Lot 105
  • 105

Corrado Giaquinto

200,000 - 300,000 USD
205,000 USD
bidding is closed


  • Corrado Giaquinto
  • The Last Supper
  • oil on canvas
  • 23 1/4 by 44 in.; 60.3 by 111.8 cm.


W.P. Wilstach, Philadelphia, by whom bequeathed in 1904 to the Philadelphia Museum of Fine Arts, Pennsylvania, inv. no. W04-1-36;
By whom sold, Philadelphia, Samuel T. Freeman, October 30, 1954, lot 141 (as attributed to Giovanni Battista Tiepolo);
Dr. William S. Serri, Woodbury, NJ;
Thence by descent to the present collector.


M. d'Orsi, Corrado Giaquinto, Rome 1958, pp. 122, 147, no. 316, reproduced, fig. 161 (as dateable to 1753-62).

Catalogue Note

Giaquinto's paintings from the 1740's, the period to which Irene Cioffi dates the present work,are characterized by a lovely, soft palette and elegant rococo forms.  His figures are inspired by those of  Sebastiano Conca, one of his Roman contemporaries, while his smooth, painterly technique reveals the influence of  Francesco Solimena, with whom Giaquinto probably came into contact with as a young man in Naples. 
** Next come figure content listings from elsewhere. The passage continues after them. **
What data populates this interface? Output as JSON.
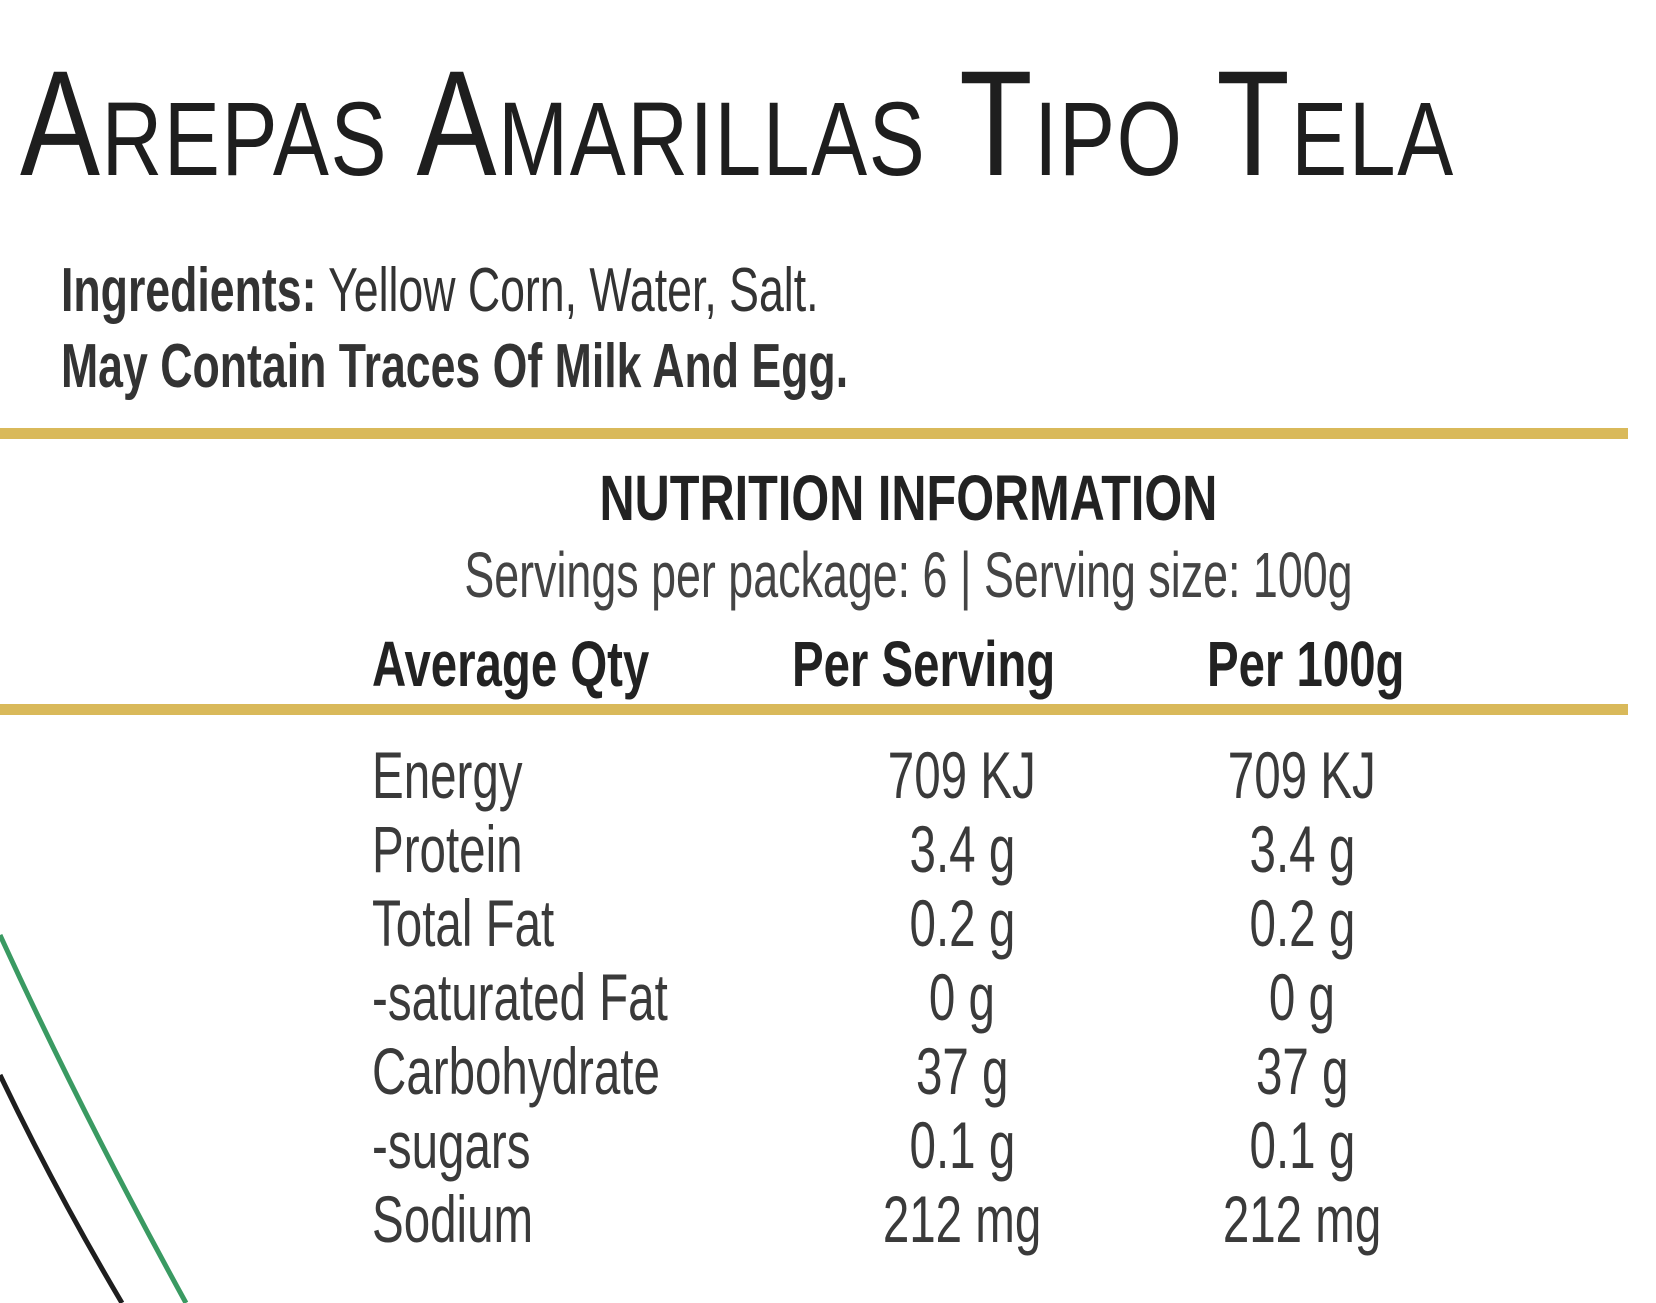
{
  "title": "Arepas Amarillas Tipo Tela",
  "ingredients": {
    "label": "Ingredients:",
    "text": "Yellow Corn, Water, Salt.",
    "allergens": "May Contain Traces Of Milk And Egg."
  },
  "nutrition": {
    "heading": "NUTRITION INFORMATION",
    "servings": "Servings per package: 6 | Serving size: 100g",
    "columns": [
      "Average Qty",
      "Per Serving",
      "Per 100g"
    ],
    "rows": [
      {
        "name": "Energy",
        "per_serving": "709 KJ",
        "per_100g": "709 KJ"
      },
      {
        "name": "Protein",
        "per_serving": "3.4 g",
        "per_100g": "3.4 g"
      },
      {
        "name": "Total Fat",
        "per_serving": "0.2 g",
        "per_100g": "0.2 g"
      },
      {
        "name": "-saturated Fat",
        "per_serving": "0 g",
        "per_100g": "0 g"
      },
      {
        "name": "Carbohydrate",
        "per_serving": "37 g",
        "per_100g": "37 g"
      },
      {
        "name": "-sugars",
        "per_serving": "0.1 g",
        "per_100g": "0.1 g"
      },
      {
        "name": "Sodium",
        "per_serving": "212 mg",
        "per_100g": "212 mg"
      }
    ]
  },
  "colors": {
    "rule": "#d9b95a",
    "curve_green": "#3a9a62",
    "curve_black": "#1e1e1e"
  }
}
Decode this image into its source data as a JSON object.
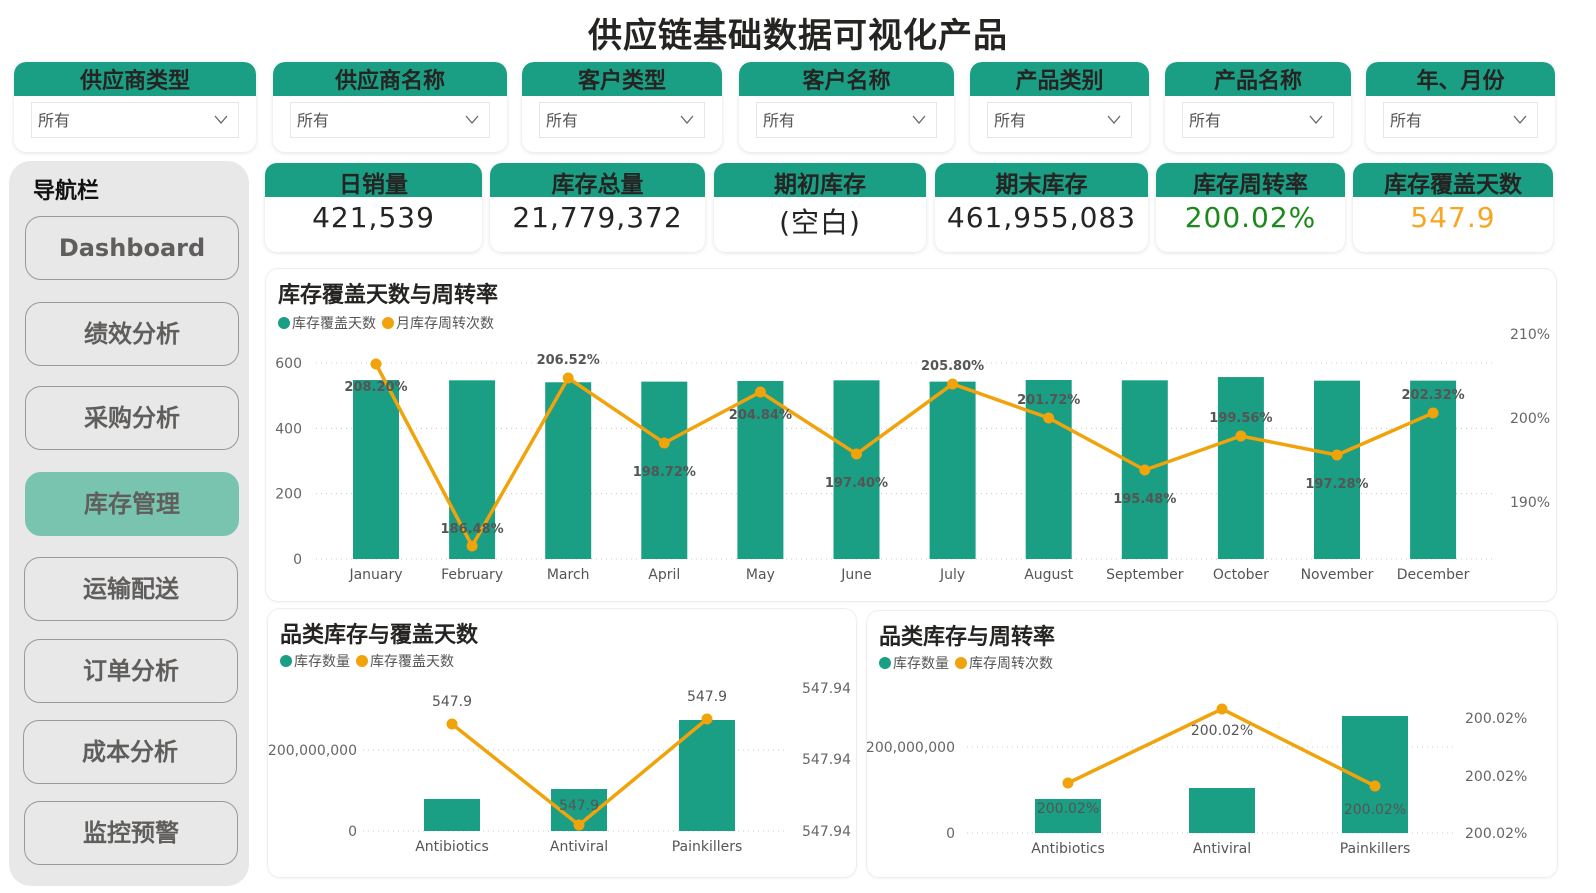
{
  "page": {
    "title": "供应链基础数据可视化产品"
  },
  "filters": [
    {
      "label": "供应商类型",
      "value": "所有"
    },
    {
      "label": "供应商名称",
      "value": "所有"
    },
    {
      "label": "客户类型",
      "value": "所有"
    },
    {
      "label": "客户名称",
      "value": "所有"
    },
    {
      "label": "产品类别",
      "value": "所有"
    },
    {
      "label": "产品名称",
      "value": "所有"
    },
    {
      "label": "年、月份",
      "value": "所有"
    }
  ],
  "nav": {
    "title": "导航栏",
    "items": [
      {
        "label": "Dashboard",
        "active": false
      },
      {
        "label": "绩效分析",
        "active": false
      },
      {
        "label": "采购分析",
        "active": false
      },
      {
        "label": "库存管理",
        "active": true
      },
      {
        "label": "运输配送",
        "active": false
      },
      {
        "label": "订单分析",
        "active": false
      },
      {
        "label": "成本分析",
        "active": false
      },
      {
        "label": "监控预警",
        "active": false
      }
    ]
  },
  "kpis": [
    {
      "label": "日销量",
      "value": "421,539",
      "color": "#252423"
    },
    {
      "label": "库存总量",
      "value": "21,779,372",
      "color": "#252423"
    },
    {
      "label": "期初库存",
      "value": "(空白)",
      "color": "#252423"
    },
    {
      "label": "期末库存",
      "value": "461,955,083",
      "color": "#252423"
    },
    {
      "label": "库存周转率",
      "value": "200.02%",
      "color": "#1a8a1a"
    },
    {
      "label": "库存覆盖天数",
      "value": "547.9",
      "color": "#f5a623"
    }
  ],
  "colors": {
    "bar": "#1a9e84",
    "line": "#f0a30a",
    "header": "#1a9e84",
    "nav_active": "#79c4ae"
  },
  "chart_data": [
    {
      "type": "bar+line",
      "title": "库存覆盖天数与周转率",
      "legend": [
        "库存覆盖天数",
        "月库存周转次数"
      ],
      "categories": [
        "January",
        "February",
        "March",
        "April",
        "May",
        "June",
        "July",
        "August",
        "September",
        "October",
        "November",
        "December"
      ],
      "series": [
        {
          "name": "库存覆盖天数",
          "type": "bar",
          "axis": "left",
          "values": [
            548,
            547,
            541,
            543,
            545,
            547,
            543,
            548,
            547,
            557,
            546,
            546
          ]
        },
        {
          "name": "月库存周转次数",
          "type": "line",
          "axis": "right",
          "values": [
            208.2,
            186.48,
            206.52,
            198.72,
            204.84,
            197.4,
            205.8,
            201.72,
            195.48,
            199.56,
            197.28,
            202.32
          ],
          "labels": [
            "208.20%",
            "186.48%",
            "206.52%",
            "198.72%",
            "204.84%",
            "197.40%",
            "205.80%",
            "201.72%",
            "195.48%",
            "199.56%",
            "197.28%",
            "202.32%"
          ]
        }
      ],
      "left_axis": {
        "ticks": [
          "0",
          "200",
          "400",
          "600"
        ],
        "range": [
          0,
          600
        ]
      },
      "right_axis": {
        "ticks": [
          "190%",
          "200%",
          "210%"
        ]
      },
      "grid": true,
      "legend_position": "top-left"
    },
    {
      "type": "bar+line",
      "title": "品类库存与覆盖天数",
      "legend": [
        "库存数量",
        "库存覆盖天数"
      ],
      "categories": [
        "Antibiotics",
        "Antiviral",
        "Painkillers"
      ],
      "series": [
        {
          "name": "库存数量",
          "type": "bar",
          "axis": "left",
          "values": [
            80000000,
            105000000,
            270000000
          ]
        },
        {
          "name": "库存覆盖天数",
          "type": "line",
          "axis": "right",
          "values": [
            547.9,
            547.9,
            547.9
          ],
          "labels": [
            "547.9",
            "547.9",
            "547.9"
          ]
        }
      ],
      "left_axis": {
        "ticks": [
          "0",
          "200,000,000"
        ]
      },
      "right_axis": {
        "ticks": [
          "547.94",
          "547.94",
          "547.94"
        ]
      },
      "grid": true
    },
    {
      "type": "bar+line",
      "title": "品类库存与周转率",
      "legend": [
        "库存数量",
        "库存周转次数"
      ],
      "categories": [
        "Antibiotics",
        "Antiviral",
        "Painkillers"
      ],
      "series": [
        {
          "name": "库存数量",
          "type": "bar",
          "axis": "left",
          "values": [
            80000000,
            105000000,
            270000000
          ]
        },
        {
          "name": "库存周转次数",
          "type": "line",
          "axis": "right",
          "values": [
            200.02,
            200.02,
            200.02
          ],
          "labels": [
            "200.02%",
            "200.02%",
            "200.02%"
          ]
        }
      ],
      "left_axis": {
        "ticks": [
          "0",
          "200,000,000"
        ]
      },
      "right_axis": {
        "ticks": [
          "200.02%",
          "200.02%",
          "200.02%"
        ]
      },
      "grid": true
    }
  ]
}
The 1740s and early 50s were a particularly productive period for Giaquinto.  In 1740 he was admitted to the Accademia di San Luca, Rome, and sometime shortly thereafter he established a studio in which he trained young Spanish artists who had been sent to Rome to complete their studies.  In 1753, Giaquinto left Rome for Spain; indeed the artist's work there left a profound influence on the generation of artists active in Spain during the second half of the 18th century, such as Francisco Bayeu, Antonio González Velázquez and Francisco de Goya.  

The reverse of the stretcher is inscribed in an old, possibly 18th century hand, L'ultima Cena di Nro Signore.

1 When Irene Cioffi confirmed, upon first hand examination, the attribution of the present work to Corrado Giaquinto, she dated it to the artist's Roman period of the 1740's, approximately a decade earlier than d'Orsi dated the painting (see literature) when the artist was in Spain.